考えてみたら翌11日に先発投手を担った高梨裕稔もそうだったが、2016年優勝時のメンバーが、ファイターズ以外の各地に散らばっているのはおもしろい。
今はライバルチームに渡っている有原航平に近藤健介、それから中田翔と岡大海‥大谷翔平や陽岱鋼といった、あれから大きく環境を変えた選手もいる。ちなみに陽は現在、イースタンリーグのオイシックス新潟に在籍中。
そんな中、数少ない「生き残り」選手のひとりが、9年経った今もローテーションを担う 加藤貴之。同日はその高梨との投げ合いに勝ち、今季4勝目‥。早くもチーム6人目の完投勝利投手となった。

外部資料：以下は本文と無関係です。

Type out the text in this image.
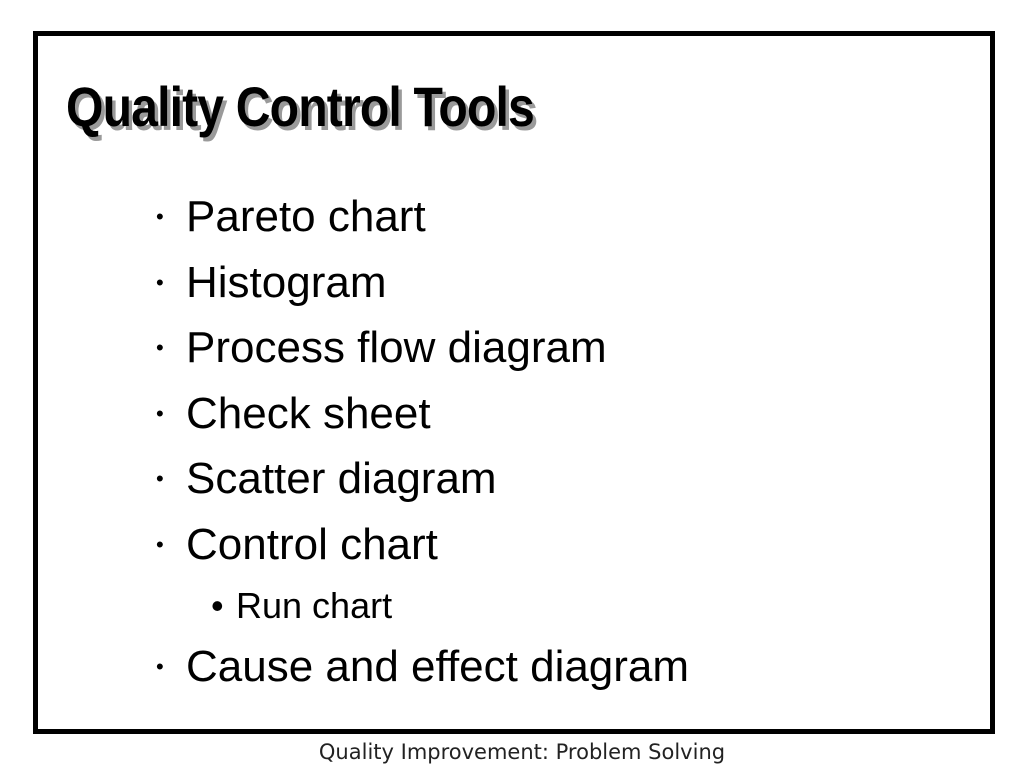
Quality Control Tools
• Pareto chart
• Histogram
• Process flow diagram
• Check sheet
• Scatter diagram
• Control chart
• Run chart
• Cause and effect diagram
Quality Improvement: Problem Solving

加藤の場合、完投に加えてもれなく「無四球」の記録も付いてくるのがいい。これで自身通算11回目の完投勝利のうち、8試合までが無四球試合。‥言わずもがな公式記録としては完封同様、完投して初めて達成されるものであり、わりと難易度は高い。先発として7シーズンをハムで戦ったダルビッシュ有が9回。加藤と同じ左腕で、制球面のよさにウリにしていた武田勝も通算9回だ。
今後、加藤がこの記録を延ばしつづける可能性は極めて高いけれども、問題は『完投ができるか?』ということ。今シーズンは勝ち星をあげた試合でも比較的早期のうちにマウンドをリリーフに譲ってしまう傾向が見られ、同日あがったお立ち台で当人も、それを気にしている様子がうかがえた。
‥もはや彼クラスの中堅になれば、完投をしての勝利には特段拘っていないかもしれないが、ここまでチーム内に続出してしまうと、やはり、多少の焦りらしきものはあったろう。
次回登板で『完封を目指す』と口にしていた達孝太が「7人目」となる可能性大。近代野球ではなかなか珍しい、当該2016年のときにも見られなかったハイレベルな争いが、投手陣の間で起きている。